“Lop it off,” answered the scout. “I’ll lay a blue stack Bear Paw can follow wherever Silver Heels can lead.”
“This way, then,” cried the girl.
She spurred straight to the side of the defile and started up the dizzy path which the Apaches had climbed some time before.
Arizona is full of difficult country for a horseman; but of all the up-and-down trails the scout ever covered in the saddle, the course Dell led him on the way to Squaw Rock was one of the worst.
Not once during the entire trip were the horses on a level. When they were not standing almost straight up in the air, pawing their way aloft like mountain-goats, they were inclined downward so far that the stirrups touched their ears, and the riders had to brace back in them to keep from sliding over their heads.
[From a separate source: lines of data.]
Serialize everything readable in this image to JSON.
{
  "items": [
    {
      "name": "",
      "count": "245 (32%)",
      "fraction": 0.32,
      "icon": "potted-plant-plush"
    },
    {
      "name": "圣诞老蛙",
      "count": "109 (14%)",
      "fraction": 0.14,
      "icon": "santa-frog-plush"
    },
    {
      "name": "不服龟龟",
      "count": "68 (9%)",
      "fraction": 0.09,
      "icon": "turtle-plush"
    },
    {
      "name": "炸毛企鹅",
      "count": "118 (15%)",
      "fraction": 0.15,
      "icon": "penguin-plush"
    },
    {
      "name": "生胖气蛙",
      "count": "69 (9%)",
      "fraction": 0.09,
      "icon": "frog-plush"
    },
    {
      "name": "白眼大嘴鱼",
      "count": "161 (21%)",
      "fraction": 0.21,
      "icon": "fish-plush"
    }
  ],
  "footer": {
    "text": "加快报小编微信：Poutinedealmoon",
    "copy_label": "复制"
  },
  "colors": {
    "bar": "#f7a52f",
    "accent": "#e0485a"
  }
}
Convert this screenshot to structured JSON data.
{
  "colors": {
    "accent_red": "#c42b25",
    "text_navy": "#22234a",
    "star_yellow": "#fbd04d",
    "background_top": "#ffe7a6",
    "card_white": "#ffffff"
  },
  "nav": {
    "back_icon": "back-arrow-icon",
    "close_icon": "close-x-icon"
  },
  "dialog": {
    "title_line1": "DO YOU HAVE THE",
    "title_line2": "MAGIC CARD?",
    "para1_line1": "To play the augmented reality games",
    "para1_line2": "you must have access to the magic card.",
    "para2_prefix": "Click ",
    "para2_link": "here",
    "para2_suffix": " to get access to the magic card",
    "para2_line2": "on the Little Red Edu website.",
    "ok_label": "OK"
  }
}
Such a rough passage was hard on Cayuse’s tender shoulder, but he would have scorned to make the slightest complaint.
At one place on the devious path there was a cool spring, and here for a space the riders halted, refreshing themselves and their sweltering mounts with a drink.
At one place, too, Dell forced Silver Heels to a jump of half a dozen feet over a crevasse; and at another place she made a leap downward over a bluff of twelve feet. Bear Paw and his two riders were always behind, the scout marveling at Dell’s perfect horsemanship.
The girl, it was plain, was entirely at home in the saddle. Was there anything, the scout was asking himself, in which Dell Dauntless did not excel?
Throughout the entire journey it was necessary to keep a keen lookout for enemies, white and red. None were seen, perhaps because none would dare this almost impossible trail.